Northeastern Theater Returns to the Limelight, This Time In-Person

Northeastern theater and business marketing major Amanda Brea and theater and media screen studies major Ashley DiLorenzo read lines in the studio theater on Tuesday, October 12, 2021. The actors are preparing for the first in-person play, Love and Information, which will be performed for live audiences on Thursday. Photo by Alyssa Stone/Northeastern University

Trying to emote the right mix of confusion and horror when a seemingly mundane discussion about lab work takes a disturbing turn is hard enough for any actor—pulling off that same scene while masked in front of a live audience requires a whole other level of acting.

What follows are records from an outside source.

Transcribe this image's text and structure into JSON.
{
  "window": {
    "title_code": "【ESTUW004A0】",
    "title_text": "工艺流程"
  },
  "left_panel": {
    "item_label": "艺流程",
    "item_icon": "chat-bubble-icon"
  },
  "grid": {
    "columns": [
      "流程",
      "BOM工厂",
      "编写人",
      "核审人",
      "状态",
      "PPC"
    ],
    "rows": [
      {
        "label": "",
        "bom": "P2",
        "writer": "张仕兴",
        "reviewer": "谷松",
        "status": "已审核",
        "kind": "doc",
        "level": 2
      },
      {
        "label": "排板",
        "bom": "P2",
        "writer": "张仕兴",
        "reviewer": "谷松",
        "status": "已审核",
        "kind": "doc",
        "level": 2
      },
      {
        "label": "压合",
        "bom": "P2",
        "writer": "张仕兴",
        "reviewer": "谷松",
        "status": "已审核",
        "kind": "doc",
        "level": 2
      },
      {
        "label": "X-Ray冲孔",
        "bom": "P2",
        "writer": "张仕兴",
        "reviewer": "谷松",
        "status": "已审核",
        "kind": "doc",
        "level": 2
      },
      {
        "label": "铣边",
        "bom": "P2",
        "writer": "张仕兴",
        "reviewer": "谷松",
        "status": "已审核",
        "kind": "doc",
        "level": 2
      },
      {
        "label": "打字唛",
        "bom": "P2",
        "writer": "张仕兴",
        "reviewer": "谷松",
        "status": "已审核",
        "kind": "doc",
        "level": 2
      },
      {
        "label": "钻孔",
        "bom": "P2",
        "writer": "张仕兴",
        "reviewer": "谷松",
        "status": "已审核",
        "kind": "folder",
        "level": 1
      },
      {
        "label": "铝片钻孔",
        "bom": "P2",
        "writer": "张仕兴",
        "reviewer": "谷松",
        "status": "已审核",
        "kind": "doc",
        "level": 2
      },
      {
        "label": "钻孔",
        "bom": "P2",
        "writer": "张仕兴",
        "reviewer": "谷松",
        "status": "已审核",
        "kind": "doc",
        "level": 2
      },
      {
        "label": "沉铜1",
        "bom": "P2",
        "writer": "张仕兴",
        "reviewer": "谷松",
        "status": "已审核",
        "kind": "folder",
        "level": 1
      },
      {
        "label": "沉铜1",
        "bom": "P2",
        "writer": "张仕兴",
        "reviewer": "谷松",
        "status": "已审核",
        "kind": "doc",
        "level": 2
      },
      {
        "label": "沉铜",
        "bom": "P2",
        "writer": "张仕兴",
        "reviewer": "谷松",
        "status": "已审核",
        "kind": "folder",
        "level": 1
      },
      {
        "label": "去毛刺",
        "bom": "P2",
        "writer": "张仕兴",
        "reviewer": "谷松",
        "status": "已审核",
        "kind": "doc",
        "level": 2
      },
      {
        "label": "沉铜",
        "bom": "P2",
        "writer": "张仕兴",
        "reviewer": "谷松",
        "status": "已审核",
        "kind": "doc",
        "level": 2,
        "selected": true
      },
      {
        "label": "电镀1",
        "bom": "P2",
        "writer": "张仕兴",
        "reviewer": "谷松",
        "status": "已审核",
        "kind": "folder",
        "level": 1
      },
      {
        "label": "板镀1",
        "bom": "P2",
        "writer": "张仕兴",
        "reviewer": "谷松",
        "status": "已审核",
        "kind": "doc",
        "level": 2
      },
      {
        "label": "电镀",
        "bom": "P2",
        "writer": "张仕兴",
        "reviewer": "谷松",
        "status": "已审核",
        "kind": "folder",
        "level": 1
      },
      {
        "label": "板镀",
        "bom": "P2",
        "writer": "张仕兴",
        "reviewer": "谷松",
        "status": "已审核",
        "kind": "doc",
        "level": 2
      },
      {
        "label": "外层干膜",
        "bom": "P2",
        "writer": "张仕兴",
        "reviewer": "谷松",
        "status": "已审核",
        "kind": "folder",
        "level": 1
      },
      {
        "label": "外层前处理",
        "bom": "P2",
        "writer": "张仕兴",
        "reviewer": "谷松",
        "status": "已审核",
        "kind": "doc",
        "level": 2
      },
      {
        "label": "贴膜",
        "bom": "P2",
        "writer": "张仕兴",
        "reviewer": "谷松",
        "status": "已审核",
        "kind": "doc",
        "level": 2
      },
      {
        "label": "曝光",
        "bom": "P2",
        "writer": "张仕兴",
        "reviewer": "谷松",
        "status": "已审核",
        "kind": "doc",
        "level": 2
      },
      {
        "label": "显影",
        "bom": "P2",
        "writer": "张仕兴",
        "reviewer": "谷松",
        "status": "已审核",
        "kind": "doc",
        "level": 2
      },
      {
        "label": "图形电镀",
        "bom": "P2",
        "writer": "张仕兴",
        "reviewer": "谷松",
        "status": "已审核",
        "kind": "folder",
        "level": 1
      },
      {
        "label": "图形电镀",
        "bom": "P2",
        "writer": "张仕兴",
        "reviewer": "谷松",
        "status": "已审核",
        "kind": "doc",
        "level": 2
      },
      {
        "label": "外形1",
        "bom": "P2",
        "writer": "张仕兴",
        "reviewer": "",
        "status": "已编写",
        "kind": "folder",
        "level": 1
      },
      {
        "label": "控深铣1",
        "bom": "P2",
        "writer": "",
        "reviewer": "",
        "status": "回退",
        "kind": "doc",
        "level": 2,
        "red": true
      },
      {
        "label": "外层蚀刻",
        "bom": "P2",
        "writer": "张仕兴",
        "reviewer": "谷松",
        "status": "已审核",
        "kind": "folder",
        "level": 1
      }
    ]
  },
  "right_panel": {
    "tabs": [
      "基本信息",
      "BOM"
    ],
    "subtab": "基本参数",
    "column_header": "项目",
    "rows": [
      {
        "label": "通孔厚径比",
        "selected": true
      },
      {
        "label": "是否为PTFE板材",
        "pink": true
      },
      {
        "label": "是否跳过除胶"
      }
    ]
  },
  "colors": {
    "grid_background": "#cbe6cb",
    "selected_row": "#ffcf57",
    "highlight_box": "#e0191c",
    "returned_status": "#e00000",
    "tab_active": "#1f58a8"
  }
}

Fourth-year theater student Ashley Lyon says she’s up for the challenge, and audiences can see for themselves starting Thursday night as Lyon and other actors take the stage wearing clear masks in the university’s first in-person theater production since the start of the pandemic.

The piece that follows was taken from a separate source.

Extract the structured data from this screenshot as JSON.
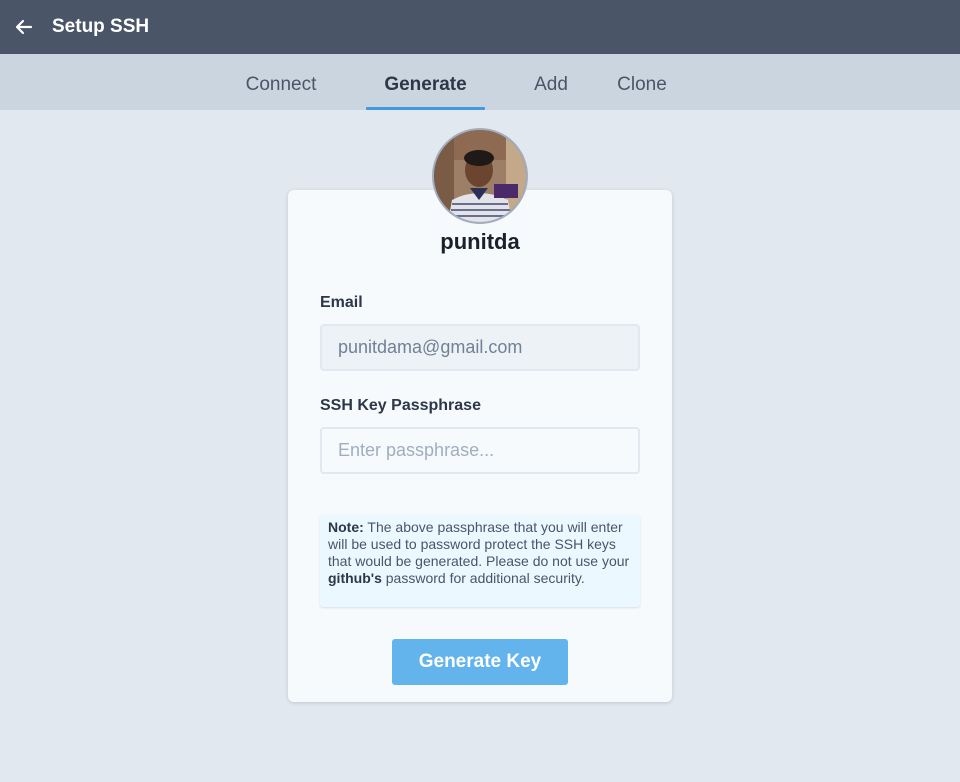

“They definitely are barriers to communication, but mostly the masks just necessitate some extra attention to volume, diction, and body language,” says Lyon, part of a broad ensemble cast performing “Love and Information,” a play that looks at human connections in the digital age through a series of 57 brief, unrelated interactions.

Northeastern theater and business marketing major Amanda Brea and media screen studies major Ashley DiLorenzo put on makeup in the studio theater dressing room. The actresses are preparing for the first in-person play, Love and Information, which will be performed for live audiences on Thursday. Photo by Alyssa Stone/Northeastern University

“Honestly, I’ve gotten to the point where I’m not distracted by face masks anymore. I hardly noticed them throughout rehearsals, even when we were all in opaque masks,” Lyon said, adding that the safety precautions are worth it after more than a year of performances without the instant feedback of an in-person audience.

“The energy between a live audience and the actors on stage is unmatched. There’s something very special about being in physical space together and knowing that I’m sharing my onstage experience with audience members, and vice versa, in real-time,” says Lyon. “This play is the first chance I’ve gotten within Northeastern’s theater department to actually perform for a live audience, and I consider it a huge gift.”

Both the audience and the performers will be wearing masks during the performance as a safety precaution, says Antonio Ocampo-Guzman, who chairs the Department of Theatre at Northeastern. Ocampo-Guzman is also limiting the size of the audience in the small Studio Theatre, located on the second floor of the Curry Student Center, to 60 people instead of the 95 seats normally available. Performances will run from Oct. 14-24.

“It’s really weird because we are back and in person, but it’s not exactly the same as before,” says Ocampo-Guzman. The theater department held its last in-person performance on Feb. 23, 2020, the closing night of a play called “Mary Stuart.” Within weeks, the Boston campus shut down to mitigate the spread of SARS-CoV-2, the coronavirus that causes COVID-19.

“We humans are so resilient, and we get used to things very quickly,” says Ocampo-Guzman, who revamped his classes and theater productions to be virtually accessible.

“It was an interesting time, and it definitely pushed the boundaries of what we consider performance to be,” he says. “At the same time, being able to go back to the theater and being with our students and colleagues has been delightful.”

The electric hum of opening night preparations filled the air Tuesday as everyone from the stage crew to costume design made some final touches before Thursday’s debut. The production’s stage manager, Hannah Marks, a fourth-year theater and math major, scanned the multi-functional set, still wet with paint touch-ups.

“One of the concepts that we have for this show is technology and how the whole digital world has changed how we communicate in relationships,” says Marks. Cell phones will serve as the only props the actors carry on stage.

Marks, a veteran at the university’s theater department, has worked on in-person productions before the pandemic and the virtual performances that took place over the last year. None of them compare to the anticipation of this show, she says.

“We’re back live, so whatever happens, happens and there’s no changing it,” says Marks. “I’m just glad we’ll have all that energy in the room because a performance is so different when it’s in front of people. You can feed off of the energy of the audience instead of performing for an empty room.”